Ray tracing has been introduced by NVIDIA recently and so far the visuals look amazing. Ray tracing if used properly can really bring out the best of a game. It improves the quality and brings the game closer to reality than ever before. We can talk about Raytracing all day long but most of us already know about it. What you probably didn’t know is that you don’t necessarily need an RTX card to experience it. If you have a GTX 1060 you could probably get a sneak peek into raytracing, by sacrificing a little of your fps. So let’s take a look at how to enable raytracing on RTX Graphics cards.
First off, you need to download the latest game ready driver for your graphics cards. Hurray! you can now enable raytracing on GTX cards. Not all Graphics cards support Ray tracing so be sure to check the list below to know if your card supports Ray tracing.
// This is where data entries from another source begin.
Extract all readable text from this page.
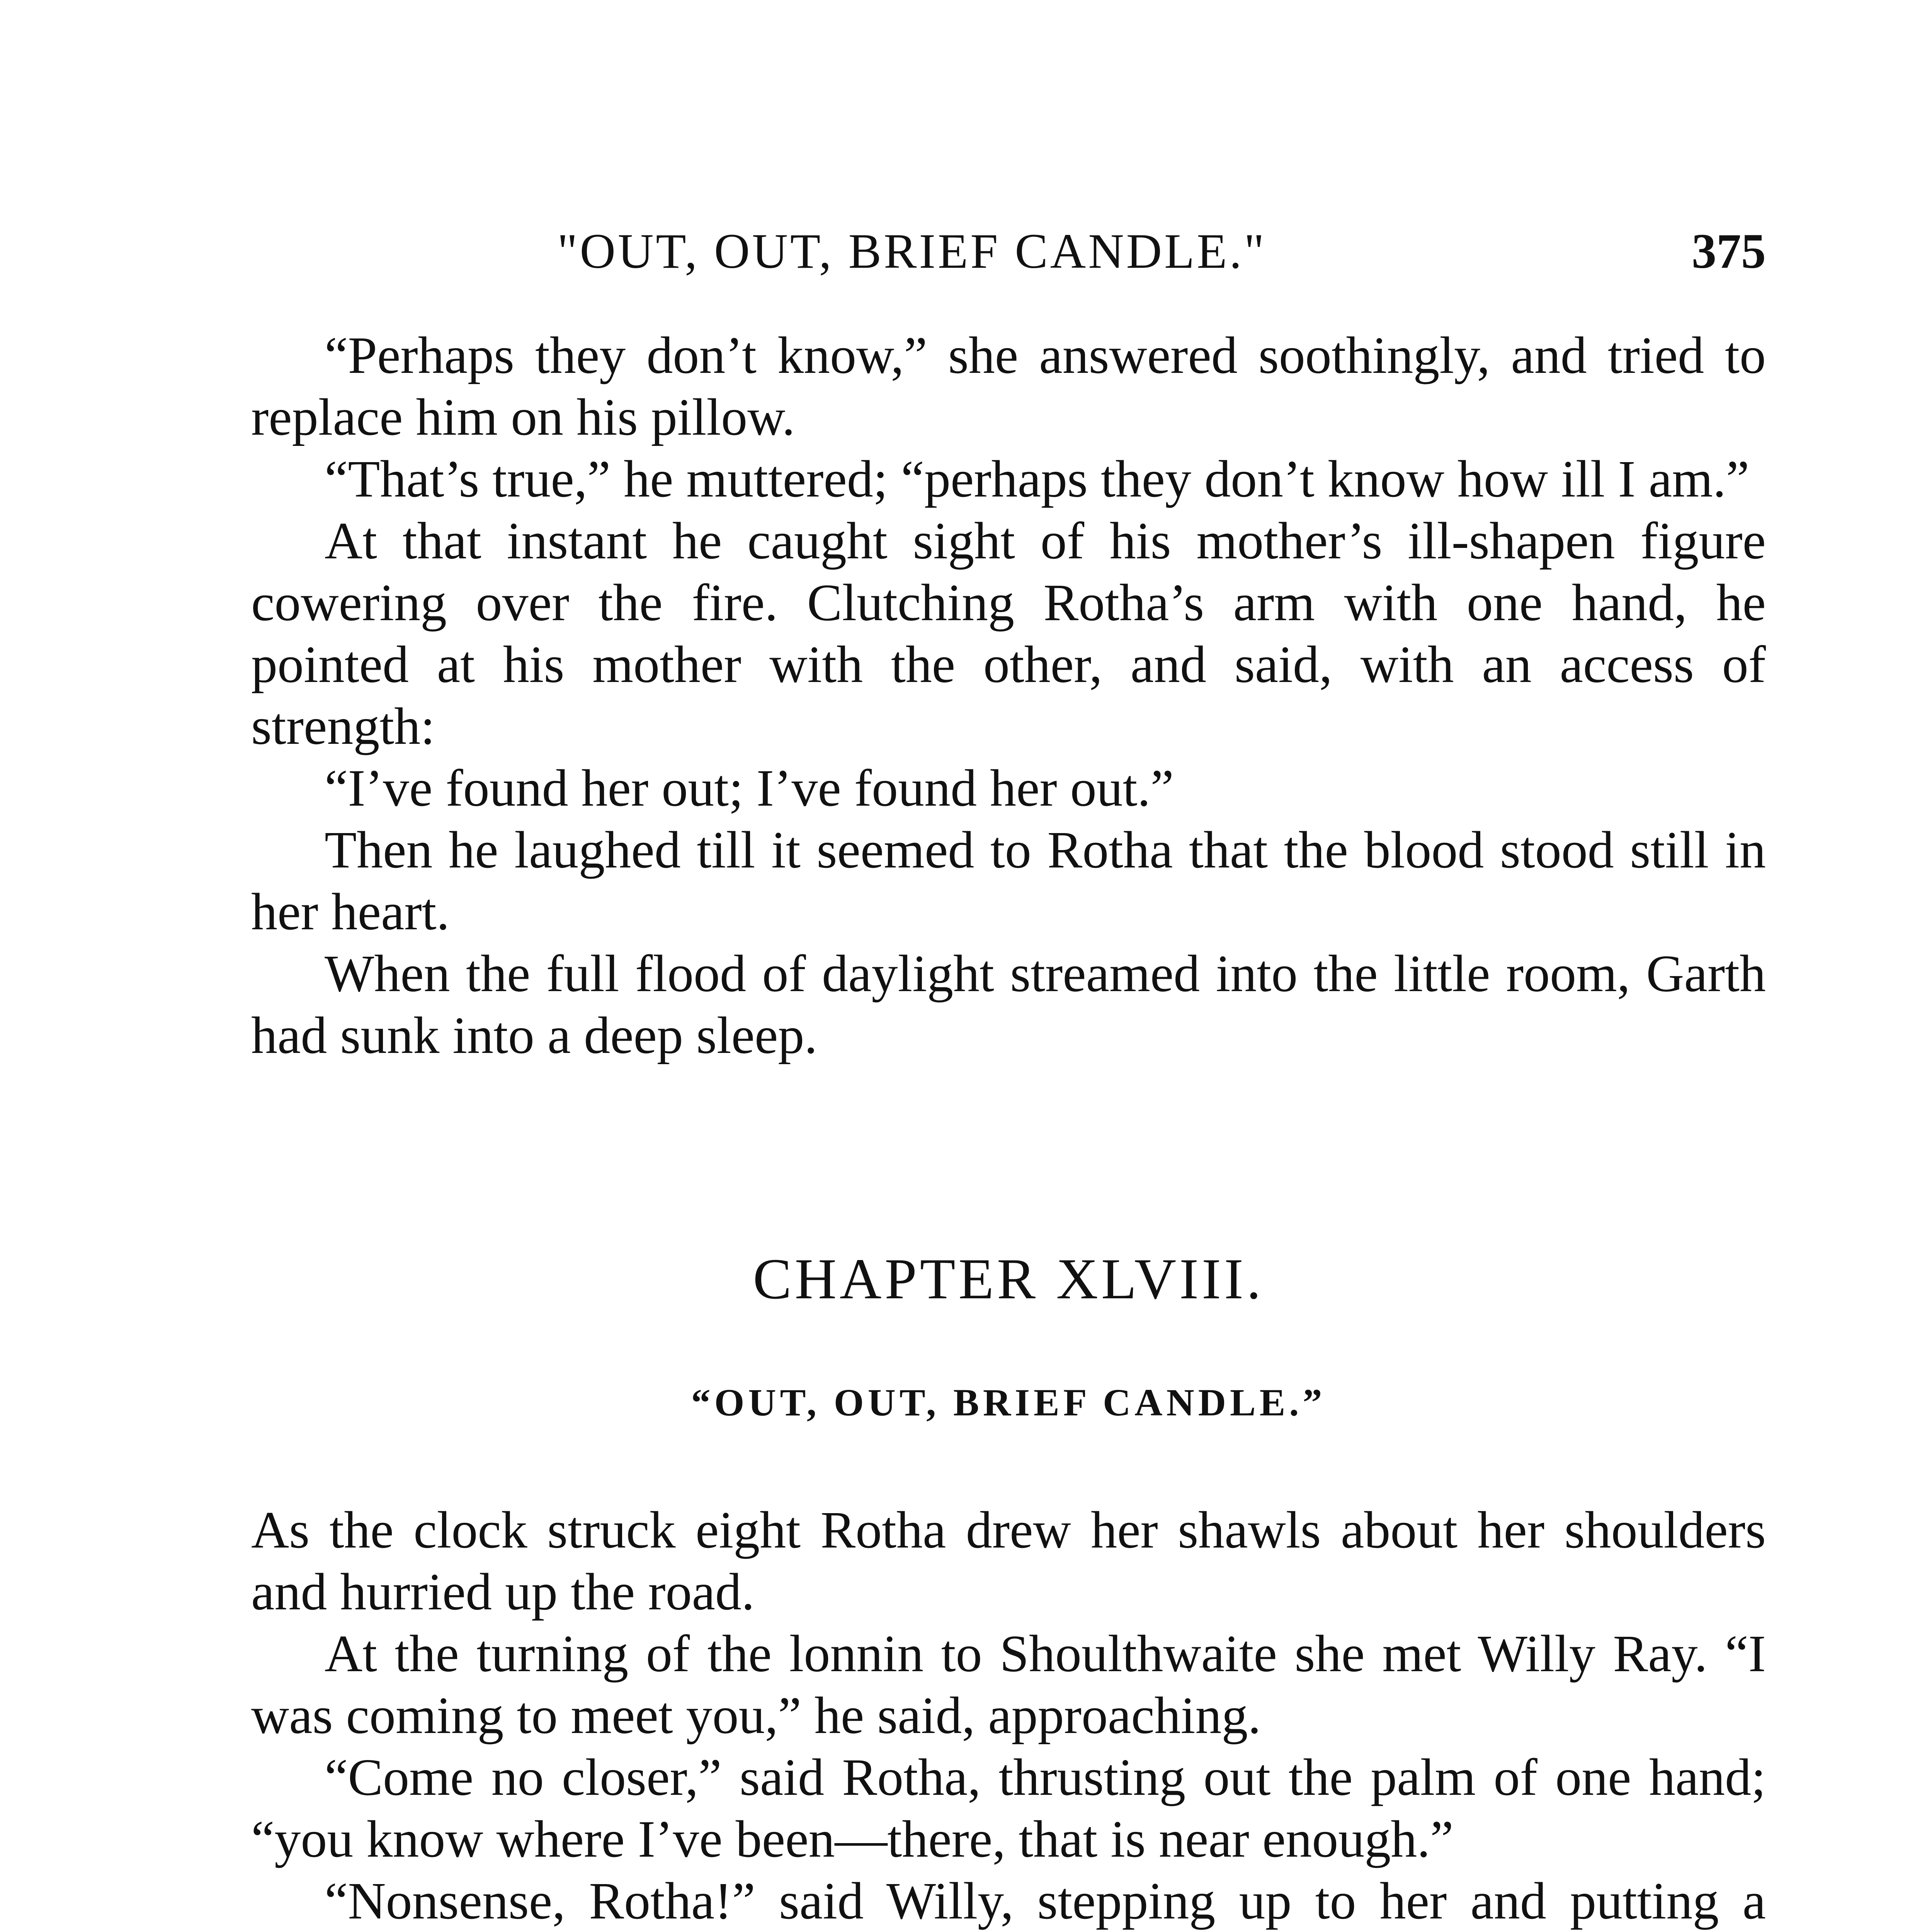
"OUT, OUT, BRIEF CANDLE."	375

“Perhaps they don’t know,” she answered soothingly, and tried to replace him on his pillow.

“That’s true,” he muttered; “perhaps they don’t know how ill I am.”

At that instant he caught sight of his mother’s ill-shapen figure cowering over the fire. Clutching Rotha’s arm with one hand, he pointed at his mother with the other, and said, with an access of strength:

“I’ve found her out; I’ve found her out.”

Then he laughed till it seemed to Rotha that the blood stood still in her heart.

When the full flood of daylight streamed into the little room, Garth had sunk into a deep sleep.

CHAPTER XLVIII.
“OUT, OUT, BRIEF CANDLE.”

As the clock struck eight Rotha drew her shawls about her shoulders and hurried up the road.

At the turning of the lonnin to Shoulthwaite she met Willy Ray. “I was coming to meet you,” he said, approaching.

“Come no closer,” said Rotha, thrusting out the palm of one hand; “you know where I’ve been—there, that is near enough.”

“Nonsense, Rotha!” said Willy, stepping up to her and putting a
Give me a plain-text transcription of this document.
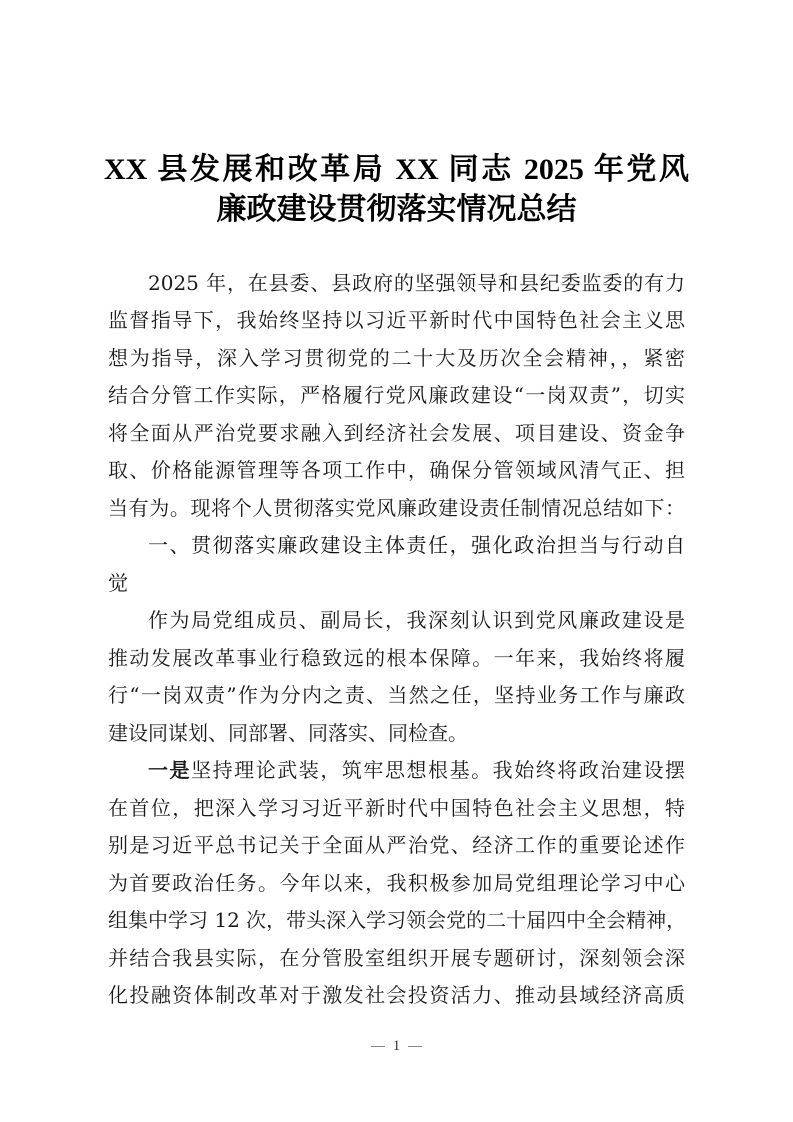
XX 县发展和改革局 XX 同志 2025 年党风
廉政建设贯彻落实情况总结
2025 年，在县委、县政府的坚强领导和县纪委监委的有力
监督指导下，我始终坚持以习近平新时代中国特色社会主义思
想为指导，深入学习贯彻党的二十大及历次全会精神，，紧密
结合分管工作实际，严格履行党风廉政建设“一岗双责”，切实
将全面从严治党要求融入到经济社会发展、项目建设、资金争
取、价格能源管理等各项工作中，确保分管领域风清气正、担
当有为。现将个人贯彻落实党风廉政建设责任制情况总结如下：
一、贯彻落实廉政建设主体责任，强化政治担当与行动自
觉
作为局党组成员、副局长，我深刻认识到党风廉政建设是
推动发展改革事业行稳致远的根本保障。一年来，我始终将履
行“一岗双责”作为分内之责、当然之任，坚持业务工作与廉政
建设同谋划、同部署、同落实、同检查。
一是坚持理论武装，筑牢思想根基。我始终将政治建设摆
在首位，把深入学习习近平新时代中国特色社会主义思想，特
别是习近平总书记关于全面从严治党、经济工作的重要论述作
为首要政治任务。今年以来，我积极参加局党组理论学习中心
组集中学习 12 次，带头深入学习领会党的二十届四中全会精神，
并结合我县实际，在分管股室组织开展专题研讨，深刻领会深
化投融资体制改革对于激发社会投资活力、推动县域经济高质
1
Below are the list of GTX cards that will support Ray tracing. Note that all RTX graphics cards support Ray Tracing and hence are not mentioned in this list.
- GeForce GTX 1060 6GB
- GeForce GTX 1660
- GeForce GTX 1660 Ti
- GeForce GTX 1070
- GeForce GTX 1070 Ti
- GeForce GTX 1080
- GeForce GTX 1080 Ti
- NVIDIA TITAN Xp (2017)
- NVIDIA TITAN X (2016)
Since GTX cards use traditional shader cores and don’t have dedicated RT cores like the new RTX components, your graphics experience might drop. In order to comfortably play the current crop of games that support ray tracing your graphics settings will need to be dialed down as they were not designed to handle raytracing and will slow down due to additional processing.
Difference in performance
The above benchmark released by NVIDIA compares the performance of RTX and GTX cards with ray tracing enabled for the game Metro Exodus. From the graph, it’s clearly seen just how much of a performance difference is there between the RTX and GTX cards. Even GTX 1080 cards struggle with the processing and for higher frame rates its better to rely on RTX cards.
The Final Verdict
Even though ray tracing is possible on the above mentioned GTX cards, it does not necessarily mean you should jump right in and turn ray tracing ON. From the bench marks its clear that GTX 1060 cards that enable ray tracing will have a severe drop in frame rate and probably make the gaming experience worse. Since these cards were not intended to handle it in the first place, its not a big surprise. Still if you want to sacrifice frame rate to experience ray tracing, be warned that your experience might not be so pleasant unless you are using a 1080.
The bottom line is that GTX GPU owners who want the benefits of ray tracing on their gaming PC will need to drop to 1080p resolution while Geforce GTX 1070 and GTX 1060 users might be better off keeping ray tracing off altogether.